Aqui fica claro que muitos dos males deste mundo são consequência dos atos que as próprias pessoas cometem em vida. Como, por exemplo, uma pessoa que fuma a vida inteira e adquire câncer, ou alguém que bebe o tempo todo e é acometido de cirrose. Pode demorar anos, ou até ocorrer imediatamente, mas as consequências dos nossos atos certamente virão. É a lei da causa e efeito.

Eclesiastes 9:2: “Tudo sucede igualmente a todos: o mesmo sucede ao justo e ao ímpio, ao bom e ao mau, ao puro e ao impuro; assim ao que sacrifica como ao que não sacrifica; assim ao bom como ao pecador; ao que jura como ao que teme o juramento.”

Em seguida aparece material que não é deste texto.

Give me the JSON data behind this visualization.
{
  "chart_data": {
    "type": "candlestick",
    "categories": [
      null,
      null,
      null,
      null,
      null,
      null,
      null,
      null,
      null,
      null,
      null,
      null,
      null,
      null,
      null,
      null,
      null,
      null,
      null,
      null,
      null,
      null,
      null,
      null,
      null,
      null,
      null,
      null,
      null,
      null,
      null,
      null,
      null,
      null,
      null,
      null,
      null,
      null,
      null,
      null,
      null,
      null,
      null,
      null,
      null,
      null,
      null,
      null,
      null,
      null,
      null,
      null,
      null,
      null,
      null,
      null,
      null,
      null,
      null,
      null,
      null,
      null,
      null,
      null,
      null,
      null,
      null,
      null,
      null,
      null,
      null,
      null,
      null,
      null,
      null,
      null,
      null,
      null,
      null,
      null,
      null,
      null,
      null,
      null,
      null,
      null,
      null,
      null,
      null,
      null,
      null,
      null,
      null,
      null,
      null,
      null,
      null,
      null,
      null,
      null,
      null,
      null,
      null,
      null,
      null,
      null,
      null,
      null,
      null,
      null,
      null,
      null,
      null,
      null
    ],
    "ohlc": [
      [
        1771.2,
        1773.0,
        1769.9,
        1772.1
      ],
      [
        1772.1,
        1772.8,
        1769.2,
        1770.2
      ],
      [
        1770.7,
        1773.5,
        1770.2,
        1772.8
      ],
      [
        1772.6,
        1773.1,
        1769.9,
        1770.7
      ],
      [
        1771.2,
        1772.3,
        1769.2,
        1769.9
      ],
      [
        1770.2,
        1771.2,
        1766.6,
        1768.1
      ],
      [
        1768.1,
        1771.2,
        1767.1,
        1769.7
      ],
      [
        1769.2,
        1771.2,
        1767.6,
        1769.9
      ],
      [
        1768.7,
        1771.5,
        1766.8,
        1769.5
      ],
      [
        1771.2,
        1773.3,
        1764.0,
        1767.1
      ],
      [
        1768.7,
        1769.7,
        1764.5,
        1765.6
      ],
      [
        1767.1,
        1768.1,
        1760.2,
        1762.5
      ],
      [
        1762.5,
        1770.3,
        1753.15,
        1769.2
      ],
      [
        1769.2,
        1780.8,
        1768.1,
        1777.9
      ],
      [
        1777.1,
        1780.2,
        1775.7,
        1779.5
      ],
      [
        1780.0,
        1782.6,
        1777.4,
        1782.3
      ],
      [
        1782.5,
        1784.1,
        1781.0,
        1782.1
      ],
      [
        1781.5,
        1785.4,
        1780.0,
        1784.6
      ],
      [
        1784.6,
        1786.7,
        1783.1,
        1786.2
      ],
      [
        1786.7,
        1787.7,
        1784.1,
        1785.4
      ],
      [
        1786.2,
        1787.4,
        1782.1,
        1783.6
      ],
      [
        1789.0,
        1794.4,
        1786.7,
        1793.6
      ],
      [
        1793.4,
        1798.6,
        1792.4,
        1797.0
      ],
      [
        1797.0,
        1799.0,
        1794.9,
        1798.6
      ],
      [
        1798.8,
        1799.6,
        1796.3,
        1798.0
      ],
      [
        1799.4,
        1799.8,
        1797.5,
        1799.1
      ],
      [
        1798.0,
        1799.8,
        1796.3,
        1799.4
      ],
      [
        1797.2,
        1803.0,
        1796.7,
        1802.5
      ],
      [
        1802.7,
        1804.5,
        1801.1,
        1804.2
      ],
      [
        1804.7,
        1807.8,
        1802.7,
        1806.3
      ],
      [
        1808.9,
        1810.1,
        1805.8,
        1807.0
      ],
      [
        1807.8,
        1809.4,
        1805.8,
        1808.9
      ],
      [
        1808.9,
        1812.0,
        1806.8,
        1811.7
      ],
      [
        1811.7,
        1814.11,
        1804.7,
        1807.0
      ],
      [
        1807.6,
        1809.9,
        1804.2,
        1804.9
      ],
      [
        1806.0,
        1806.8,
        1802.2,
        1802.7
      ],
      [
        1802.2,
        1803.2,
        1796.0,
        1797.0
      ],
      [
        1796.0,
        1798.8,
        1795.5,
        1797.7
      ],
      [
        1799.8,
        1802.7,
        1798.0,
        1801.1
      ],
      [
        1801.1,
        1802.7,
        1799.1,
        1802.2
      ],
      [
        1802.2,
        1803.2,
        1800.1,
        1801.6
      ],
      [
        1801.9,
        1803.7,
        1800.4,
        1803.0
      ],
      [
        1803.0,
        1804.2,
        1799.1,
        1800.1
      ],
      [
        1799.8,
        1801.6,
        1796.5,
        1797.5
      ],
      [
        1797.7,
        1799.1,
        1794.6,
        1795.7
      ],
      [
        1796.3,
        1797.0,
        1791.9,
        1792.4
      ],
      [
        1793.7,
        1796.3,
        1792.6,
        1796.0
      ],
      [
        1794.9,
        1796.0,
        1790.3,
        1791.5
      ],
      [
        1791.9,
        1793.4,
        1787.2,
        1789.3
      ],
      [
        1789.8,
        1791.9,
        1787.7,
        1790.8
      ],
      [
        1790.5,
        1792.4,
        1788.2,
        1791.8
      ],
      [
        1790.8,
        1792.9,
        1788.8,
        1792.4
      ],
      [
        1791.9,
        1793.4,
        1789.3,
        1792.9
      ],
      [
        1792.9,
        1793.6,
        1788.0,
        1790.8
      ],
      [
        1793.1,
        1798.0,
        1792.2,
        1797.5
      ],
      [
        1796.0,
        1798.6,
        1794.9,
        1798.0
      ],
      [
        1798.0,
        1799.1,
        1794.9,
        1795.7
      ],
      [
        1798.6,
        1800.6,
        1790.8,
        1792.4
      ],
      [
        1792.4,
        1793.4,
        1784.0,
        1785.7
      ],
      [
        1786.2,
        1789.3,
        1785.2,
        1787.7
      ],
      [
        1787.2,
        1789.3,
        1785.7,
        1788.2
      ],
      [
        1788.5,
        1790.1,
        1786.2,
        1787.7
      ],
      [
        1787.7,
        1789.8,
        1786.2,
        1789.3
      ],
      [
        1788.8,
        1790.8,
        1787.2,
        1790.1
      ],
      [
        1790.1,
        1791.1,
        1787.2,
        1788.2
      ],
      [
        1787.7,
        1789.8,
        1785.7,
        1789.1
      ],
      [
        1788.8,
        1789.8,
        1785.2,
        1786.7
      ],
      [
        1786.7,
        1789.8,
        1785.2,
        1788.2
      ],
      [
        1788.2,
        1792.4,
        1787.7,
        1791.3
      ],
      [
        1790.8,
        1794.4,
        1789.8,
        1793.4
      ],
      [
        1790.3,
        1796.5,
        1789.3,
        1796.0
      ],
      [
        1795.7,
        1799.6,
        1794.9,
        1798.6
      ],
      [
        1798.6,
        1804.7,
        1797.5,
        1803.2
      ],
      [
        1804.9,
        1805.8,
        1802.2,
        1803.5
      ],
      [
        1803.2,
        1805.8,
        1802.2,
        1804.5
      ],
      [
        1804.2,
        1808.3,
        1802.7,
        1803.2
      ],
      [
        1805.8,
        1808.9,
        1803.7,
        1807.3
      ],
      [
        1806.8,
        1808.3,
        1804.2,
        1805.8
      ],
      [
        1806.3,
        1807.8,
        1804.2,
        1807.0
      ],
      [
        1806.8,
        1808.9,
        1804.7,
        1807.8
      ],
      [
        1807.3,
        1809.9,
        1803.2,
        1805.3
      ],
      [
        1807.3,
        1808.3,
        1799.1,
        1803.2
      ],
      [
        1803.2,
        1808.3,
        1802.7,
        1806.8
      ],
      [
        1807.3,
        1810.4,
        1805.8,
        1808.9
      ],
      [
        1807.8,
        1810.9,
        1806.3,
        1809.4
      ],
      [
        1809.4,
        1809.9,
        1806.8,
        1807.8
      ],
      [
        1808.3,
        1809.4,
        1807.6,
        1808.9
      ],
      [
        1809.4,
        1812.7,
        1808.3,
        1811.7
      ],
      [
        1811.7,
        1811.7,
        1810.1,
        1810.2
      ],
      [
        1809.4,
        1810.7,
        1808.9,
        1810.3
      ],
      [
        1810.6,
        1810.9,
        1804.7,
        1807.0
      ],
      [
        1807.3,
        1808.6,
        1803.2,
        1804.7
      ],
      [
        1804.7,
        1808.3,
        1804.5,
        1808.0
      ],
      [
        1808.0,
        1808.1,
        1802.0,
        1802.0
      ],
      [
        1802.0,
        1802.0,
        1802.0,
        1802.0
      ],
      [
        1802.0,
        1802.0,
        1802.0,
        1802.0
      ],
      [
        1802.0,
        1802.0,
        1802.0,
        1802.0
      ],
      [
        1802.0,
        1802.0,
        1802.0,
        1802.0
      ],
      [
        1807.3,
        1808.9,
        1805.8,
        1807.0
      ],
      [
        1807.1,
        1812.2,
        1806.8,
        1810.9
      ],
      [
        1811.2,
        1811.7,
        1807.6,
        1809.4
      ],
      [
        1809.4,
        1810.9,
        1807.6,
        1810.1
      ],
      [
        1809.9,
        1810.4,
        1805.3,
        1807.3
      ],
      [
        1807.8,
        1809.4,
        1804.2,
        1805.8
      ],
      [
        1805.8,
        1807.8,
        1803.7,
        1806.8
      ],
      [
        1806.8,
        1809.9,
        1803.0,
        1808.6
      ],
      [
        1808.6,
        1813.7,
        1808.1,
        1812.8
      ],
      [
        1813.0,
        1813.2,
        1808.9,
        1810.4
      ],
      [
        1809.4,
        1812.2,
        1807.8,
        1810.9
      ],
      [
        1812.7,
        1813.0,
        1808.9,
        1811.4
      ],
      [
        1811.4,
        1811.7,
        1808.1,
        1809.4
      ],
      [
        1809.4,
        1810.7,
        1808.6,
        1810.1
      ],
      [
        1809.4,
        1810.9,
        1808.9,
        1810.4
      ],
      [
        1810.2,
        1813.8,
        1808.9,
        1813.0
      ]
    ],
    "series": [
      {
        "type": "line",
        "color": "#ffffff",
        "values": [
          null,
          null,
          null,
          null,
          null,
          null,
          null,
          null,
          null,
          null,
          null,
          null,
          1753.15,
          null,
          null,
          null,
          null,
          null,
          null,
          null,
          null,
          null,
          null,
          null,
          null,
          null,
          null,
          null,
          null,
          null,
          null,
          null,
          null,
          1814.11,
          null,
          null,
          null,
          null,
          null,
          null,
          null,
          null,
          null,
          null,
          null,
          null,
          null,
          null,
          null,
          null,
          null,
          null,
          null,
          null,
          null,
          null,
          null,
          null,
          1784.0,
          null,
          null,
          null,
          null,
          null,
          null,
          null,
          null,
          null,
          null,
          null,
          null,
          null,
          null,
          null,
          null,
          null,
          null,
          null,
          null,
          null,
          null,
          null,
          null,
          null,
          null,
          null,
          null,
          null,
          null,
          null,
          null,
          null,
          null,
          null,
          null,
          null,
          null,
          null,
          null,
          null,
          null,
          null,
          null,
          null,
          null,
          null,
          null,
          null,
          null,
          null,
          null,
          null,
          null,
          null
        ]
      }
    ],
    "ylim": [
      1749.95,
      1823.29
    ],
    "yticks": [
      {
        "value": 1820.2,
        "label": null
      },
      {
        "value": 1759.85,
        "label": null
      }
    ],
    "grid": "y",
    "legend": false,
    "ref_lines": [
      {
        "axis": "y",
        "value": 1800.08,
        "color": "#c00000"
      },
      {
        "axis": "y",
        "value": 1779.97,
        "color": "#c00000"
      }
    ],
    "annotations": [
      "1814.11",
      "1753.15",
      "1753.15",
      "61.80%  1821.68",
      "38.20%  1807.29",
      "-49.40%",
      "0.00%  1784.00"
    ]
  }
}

O mal é consequência do pecado. O pecado entrou no mundo por meio de um só, mas contaminou todos os seres humanos. Se todos somos pecadores, todos também sofremos. O sofrimento vem para todos, não faz distinção.

Às vezes atribuímos a Deus características e ações que mesmo nós, seres humanos com tendência ao mal, jamais faríamos, como condenar alguém que ignora os fatos sobre Ele. João diz que “Deus é amor” (1 João 4:8). E essa revelação deve sempre nortear nossos pensamentos e conclusões sobre o Pai celestial.

E quanto ao conceito espírita de evolução? Eclesiastes 3:19, 20 responde: “Porque o que sucede aos filhos dos homens, isso mesmo também sucede aos animais, e lhes sucede a mesma coisa; como morre um, assim morre o outro; e todos têm o mesmo fôlego, e a vantagem dos homens sobre os animais não é nenhuma, porque tudo é vaidade. Todos vão para um lugar; todos foram feitos do pó, e todos voltarão ao pó.”

Salomão afirma que, do ponto de vista da morte, não existe vantagem alguma do homem sobre o animal. Os dois foram criados por Deus, que lhes deu vida. Após a morte, ambos – animal e ser humano, que foram feitos do pó – ao pó retornam.

Gênesis 2:7, 21, 22: “E formou o Senhor Deus o homem do pó da terra, e soprou-lhe nas narinas o fôlego da vida; e o homem tornou-se alma vivente. […] Então o Senhor Deus fez cair um sono pesado sobre o homem, e este adormeceu; tomou-lhe, então, uma das costelas, e fechou a carne em seu lugar; e da costela que o senhor Deus lhe tomara, formou a mulher e a trouxe ao homem.”

Gênesis 1:27: “Criou, pois, Deus o homem à Sua imagem; à imagem de Deus o criou; homem e mulher os criou.”

Deus criou o ser humano à Sua imagem e semelhança. Eram obras perfeitas até a entrada do pecado no Éden. A raça humana e a vida em geral neste planeta começou a “involuir” praticamente em todos os sentidos, inclusive geneticamente falando. É no mínimo contraditório falar em evolução quando se vê que a raça humana, comparada com o que Deus criou originalmente, tem degenerado em vários aspectos.

Acreditar que o próprio ser humano pode pagar por seus pecados, retornando em outras vidas cada vez mais evoluído e perfeito é tirar o mérito de Jesus, que deu a vida para salvar os pecadores. O sacrifício foi dEle; só o filho de Deus poderia pagar; o próprio Criador e nenhuma criatura.

Jesus disse que as Escrituras constituem a Palavra de Deus. A Bíblia, com suas inúmeras passagens, derruba os cinco principais pilares do espiritismo. A Bíblia é clara quanto à criação do ser humano, feito pelas próprias mãos de Deus, que soprou o fôlego de vida nas narinas de Sua criatura perfeita.

Sabemos que Deus deu livre arbítrio para todos os filhos escolherem o próprio caminho. Porém, por meio de Sua palavra, Ele nos instrui na verdade. Seguir a filosofia espírita é uma decisão (e deve ser respeitada), porém, é importante saber que os principais pilares defendidos por esse grupo não têm e nunca tiveram embasamento bíblico. Portanto, dizer que o espiritismo está de acordo com as Escrituras Sagradas é um grande equívoco.